Workers can transfer their public service pension to the new comparable scheme at special rates. The Local Government Pension Scheme allows private-sector employers to join it (see ‘admitted bodies’ above), so workers can stay in the LGPS if they are outsourced.
Some 25% of current LGPS members fall under this arrangement.
Final pensionable pay The pensionable pay used to calculate your pension when you retire from a defined benefit scheme.
Final salary scheme A scheme where your pension is a proportion of your pay near to retirement. The current Local Government Pension Scheme and the NHS Pension Scheme are final-salary schemes.
Funded scheme A pension scheme where contributions are put into a fund, invested and paid out as pensions and benefits as they fall due. The Local Government Pension Scheme is the only funded public service pension scheme.
Index-linked pensions Pensions increased each year by the cost of living, usually measured by the Retail Price Index or the Consumer Price Index.
Investment When the money paid into a pension scheme is used to buy shares, bonds (usually government loans at a fixed rate of interest for a fixed period) and properties to earn more for the pension fund.
Liabilities Amounts which the pension scheme will have to pay now or in the future. The most common liability is paying a member’s pension benefits.
Total liabilities The total pension payable to every member of the scheme for as long as they live – can be scarily big, but liabilities must be related to income and the time over which they are due.
Lump sum cash payments Members of public service pension schemes often have to take part of their pension as a tax-free lump sum at retirement.
All members can decide to exchange more pension for a one-off cash payment at retirement (see ‘commutation’ above), subject to certain restrictions.
Opting out Where a member decides they don’t want to join, or no longer wish to remain, in their pension scheme.
Pay as you go (PAYG) schemes A public-sector pension scheme where benefits (pensions) are paid out of current income (contributions). There is no separate fund with money in it. These are also known as unfunded schemes. Employer and member contributions are paid to the Treasury which pays the pensions. Although there is no dedicated fund, the members’ and employers’ contributions are based on what would be needed to cover benefits as they are earned. The NHS Pension Scheme is a pay as you go scheme.
Pension fund The money saved and turned into assets of the pension scheme.
Pensionable pay The pay upon which your pension contributions are calculated. Final-salary schemes usually exclude overtime and one-off payments.
Preserved or frozen benefits The benefits an occupational pension scheme member has already earned when they stop being an active member (for example, changing jobs) – or if the scheme closes before their normal pension age. The member will get these benefits when they retire, increased by inflation according to the scheme’s rules.
Revalued earnings In a Career average (Care) scheme, all pension earnings will be increased every year from the year they are earned until retirement to counteract the effects of inflation. How earnings are increased (or revalued) depends on the rules of the scheme and can be some measure of earnings or inflation. For a more detailed explanation see our Care scheme briefing.

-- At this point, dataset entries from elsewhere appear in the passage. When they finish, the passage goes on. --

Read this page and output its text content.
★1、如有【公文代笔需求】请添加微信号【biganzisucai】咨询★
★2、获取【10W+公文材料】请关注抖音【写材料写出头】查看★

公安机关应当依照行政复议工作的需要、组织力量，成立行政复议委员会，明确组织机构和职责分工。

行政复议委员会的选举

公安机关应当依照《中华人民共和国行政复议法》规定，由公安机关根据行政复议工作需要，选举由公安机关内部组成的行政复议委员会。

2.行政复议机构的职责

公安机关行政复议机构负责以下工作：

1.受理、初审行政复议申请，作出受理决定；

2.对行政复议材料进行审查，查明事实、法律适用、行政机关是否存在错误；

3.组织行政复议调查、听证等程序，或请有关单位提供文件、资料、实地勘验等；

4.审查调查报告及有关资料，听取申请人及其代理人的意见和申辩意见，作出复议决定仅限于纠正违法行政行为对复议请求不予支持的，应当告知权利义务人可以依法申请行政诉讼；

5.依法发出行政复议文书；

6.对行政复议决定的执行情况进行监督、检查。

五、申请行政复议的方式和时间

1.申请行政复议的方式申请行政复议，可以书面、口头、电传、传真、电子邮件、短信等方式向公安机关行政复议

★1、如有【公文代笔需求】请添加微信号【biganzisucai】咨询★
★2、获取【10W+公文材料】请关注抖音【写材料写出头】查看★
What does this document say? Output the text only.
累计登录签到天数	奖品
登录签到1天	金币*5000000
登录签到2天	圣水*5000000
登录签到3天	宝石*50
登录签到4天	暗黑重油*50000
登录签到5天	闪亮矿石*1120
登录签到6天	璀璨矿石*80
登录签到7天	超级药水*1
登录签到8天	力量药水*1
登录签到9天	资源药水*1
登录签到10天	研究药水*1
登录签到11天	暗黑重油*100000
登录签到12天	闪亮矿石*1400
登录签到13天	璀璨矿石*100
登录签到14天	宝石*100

State second pension (S2P) An additional state pension on top of the basic state pension. At the moment, this is related to earnings and used to be called the State Earnings Related Pension Scheme, or SERPS. Members of both the Local Government Pension Scheme and NHS Pension Scheme are unlikely to get a state second pension for the period they are members of these schemes, because they are ‘contracted-out’ of the state second pension.